[extropy-chat] Transhumanist Ethics

Matthew Gingell gingell at gnat.com
Mon Jun 28 23:14:40 UTC 2004


Robert,

To whatever extent you are actually interested in an ethical question,
rather than indulging a very nasty personal fantasy, I think it would
serve you well to back off from the particular hypothetical which
started this fuss and try to raise the questions you want to discuss
in precise, value-free terms.

It seems to me you are asking two questions, along with their
combinations and variants:

1.) If it is immoral to take a life by deliberate positive action, is
    it any less immoral to allow a life to be lost by inaction?

2.) If the loss of more lives is worse than the loss of fewer lives,
    is the course of action resulting in fewer deaths, regardless of
    means, always preferable.
    
These are fun questions, the sorts of questions you might bring up
with your clever friends at a dinner party, but the way you raised the
them was the prose equivalent of taking a dump in the punch bowl. 

When you break taboos that way, whether in regard to the public
contemplation of genocide or the the proper place to dispose of feces,
you step out of the realm of abstract intellectual discussion and
plunge head first into screaming monkey affront at the violation of
consensual social reality.

It isn't useful. Please stop doing it.

Now leaving that aside, and taking my deep horror and furious
indignation at your unspeakable savagery as understood, it seems to me
that you are answering no the first question and yes to the second,
and you are puzzled that the implications are counterintuitive.

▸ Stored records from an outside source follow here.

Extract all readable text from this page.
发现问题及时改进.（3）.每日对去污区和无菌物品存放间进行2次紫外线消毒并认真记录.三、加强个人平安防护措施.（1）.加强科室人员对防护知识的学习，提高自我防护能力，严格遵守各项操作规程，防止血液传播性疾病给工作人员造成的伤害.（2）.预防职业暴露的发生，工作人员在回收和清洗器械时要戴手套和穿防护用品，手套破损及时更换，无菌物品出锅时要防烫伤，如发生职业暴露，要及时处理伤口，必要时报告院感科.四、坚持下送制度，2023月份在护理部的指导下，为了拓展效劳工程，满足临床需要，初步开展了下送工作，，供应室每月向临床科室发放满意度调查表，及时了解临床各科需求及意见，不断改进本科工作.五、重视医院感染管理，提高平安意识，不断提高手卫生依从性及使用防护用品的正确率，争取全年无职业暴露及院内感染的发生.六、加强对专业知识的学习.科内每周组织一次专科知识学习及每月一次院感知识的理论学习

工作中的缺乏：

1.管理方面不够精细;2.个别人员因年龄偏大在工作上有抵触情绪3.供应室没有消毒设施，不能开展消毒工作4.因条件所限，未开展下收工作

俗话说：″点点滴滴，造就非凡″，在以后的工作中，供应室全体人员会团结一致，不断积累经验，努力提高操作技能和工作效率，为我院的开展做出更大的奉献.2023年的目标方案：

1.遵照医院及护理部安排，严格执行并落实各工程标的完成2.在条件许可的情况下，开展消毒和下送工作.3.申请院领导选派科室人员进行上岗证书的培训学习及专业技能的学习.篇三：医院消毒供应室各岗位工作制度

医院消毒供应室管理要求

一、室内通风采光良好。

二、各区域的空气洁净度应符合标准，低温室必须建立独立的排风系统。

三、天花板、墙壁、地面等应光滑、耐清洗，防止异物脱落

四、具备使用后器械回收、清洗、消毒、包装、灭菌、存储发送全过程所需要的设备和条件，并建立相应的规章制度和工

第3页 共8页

Let me suggest a different couple of hypotheticals: (I think due to
Peter Singer but I might be confused or misremember.)

For question 1.) 

 You can wade into a river a save a drowning child, but you will ruin
 your brand new $100 suede shows. Is it moral to keep walking to save
 your shoes?

 Somewhere in the world is an identical child will die of starvation,
 but for your $100 donation to a legitimate and well regarded charity.
 Is it moral to take your girlfriend out to dinner and a movie?

For question 2.)

 Three men go to a doctor. One is perfectly healthy, one has a failing
 heart, and one has a failing liver. They are otherwise identical in
 all interesting respects.

 If the doctor does nothing, two men will die. If the doctor kills the
 healthy man and uses him for spare parts, transplanting his heart and
 liver, one man will die. What's the moral course of action? [1]

So there you go. See what you think. Your answers ought to be concise
and principled, and ought to generalize cleanly to the burning of the
topless towers of Ilium / the violent liberation of the European
working man from the tyranny of the bourgeois banker.

Matt

1 - And, totally beside the point, if you didn't know which man you
    were, what would you want him to do?